Dennoch: Das Messopfer hat durchaus einen zusätzlichen Wert, einen Eigenwert, in zweierlei Hinsicht:
1.) Als vergegenwärtiges Kreuzesopfer und wahres, tatsächliches Opfer ist es ein Sühn-Opfer für Lebende und Verstorbene, denen die heilbringende Kraft des Kreuzesopfers Christi auf diese Weise konkret zugewendet ist. Dieser (Eigen-)Wert des Messopfers ist unabhängig von der versammelten Gemeinde und zugleich ein abhängiger, relativer Wert insofern, als er nichts anderes ist als „aktueller Ausfluss“ des einmaligen Eigenwerts des Kreuzesopfers.
2.) Außerdem hat das Messopfer einen weiteren Eigenwert, der vom Opfer Christi bzw. dessen Vergegewwärtigung verschieden ist und an die versammelte Gemeinde gebunden ist und durch deren „Mitopfer“, deren objektive und subjektive Anteilnahme an Werk und Opfer Christi charakterisiert ist (insofern dann doch wieder Bezug hat zu Christi Opfer). Objektiv besteht das Opfer der Kirche in der Darbringung des Herrenleibes, der durch die Trennung der Gestalten von Brot und Wein als im Zustand der Opferhingabe gekennzeichnet ist.
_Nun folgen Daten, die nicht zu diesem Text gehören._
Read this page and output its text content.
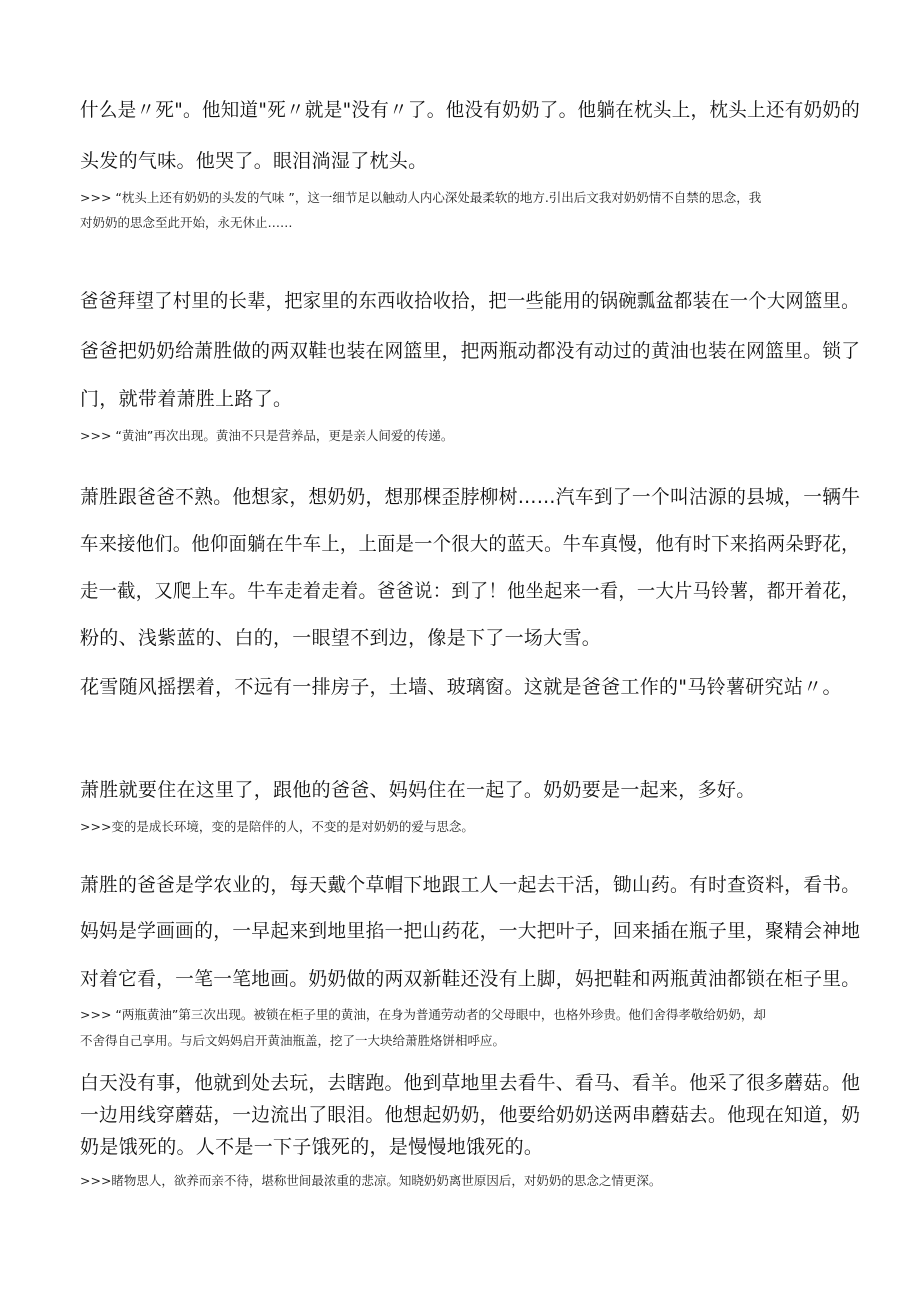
什么是〃死"。他知道"死〃就是"没有〃了。他没有奶奶了。他躺在枕头上，枕头上还有奶奶的
头发的气味。他哭了。眼泪淌湿了枕头。
>>> “枕头上还有奶奶的头发的气味 ”，这一细节足以触动人内心深处最柔软的地方.引出后文我对奶奶情不自禁的思念，我
对奶奶的思念至此开始，永无休止……
爸爸拜望了村里的长辈，把家里的东西收拾收拾，把一些能用的锅碗瓢盆都装在一个大网篮里。
爸爸把奶奶给萧胜做的两双鞋也装在网篮里，把两瓶动都没有动过的黄油也装在网篮里。锁了
门，就带着萧胜上路了。
>>> “黄油”再次出现。黄油不只是营养品，更是亲人间爱的传递。
萧胜跟爸爸不熟。他想家，想奶奶，想那棵歪脖柳树……汽车到了一个叫沽源的县城，一辆牛
车来接他们。他仰面躺在牛车上，上面是一个很大的蓝天。牛车真慢，他有时下来掐两朵野花，
走一截，又爬上车。牛车走着走着。爸爸说：到了！他坐起来一看，一大片马铃薯，都开着花，
粉的、浅紫蓝的、白的，一眼望不到边，像是下了一场大雪。
花雪随风摇摆着，不远有一排房子，土墙、玻璃窗。这就是爸爸工作的"马铃薯研究站〃。
萧胜就要住在这里了，跟他的爸爸、妈妈住在一起了。奶奶要是一起来，多好。
>>>变的是成长环境，变的是陪伴的人，不变的是对奶奶的爱与思念。
萧胜的爸爸是学农业的，每天戴个草帽下地跟工人一起去干活，锄山药。有时查资料，看书。
妈妈是学画画的，一早起来到地里掐一把山药花，一大把叶子，回来插在瓶子里，聚精会神地
对着它看，一笔一笔地画。奶奶做的两双新鞋还没有上脚，妈把鞋和两瓶黄油都锁在柜子里。
>>> “两瓶黄油”第三次出现。被锁在柜子里的黄油，在身为普通劳动者的父母眼中，也格外珍贵。他们舍得孝敬给奶奶，却
不舍得自己享用。与后文妈妈启开黄油瓶盖，挖了一大块给萧胜烙饼相呼应。
白天没有事，他就到处去玩，去瞎跑。他到草地里去看牛、看马、看羊。他采了很多蘑菇。他
一边用线穿蘑菇，一边流出了眼泪。他想起奶奶，他要给奶奶送两串蘑菇去。他现在知道，奶
奶是饿死的。人不是一下子饿死的，是慢慢地饿死的。
>>>睹物思人，欲养而亲不待，堪称世间最浓重的悲凉。知晓奶奶离世原因后，对奶奶的思念之情更深。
Dieses objektive Opfer der Kirche wird „komplettiert“ durch die subjektive Opferhingabe der Versammelten, durch das persönliche Eingehen in die Gesinnung Christi, also z. B. im Sinne der „Verherrlichung Gottes“, des Lobes und Dankes, der Bitte und Sühne.
Im Opfer-Mahl, das dem Opfer folgt, wird der Gekreuzigte und Auferstandene, der Christus der Liebeshingabe, empfangen.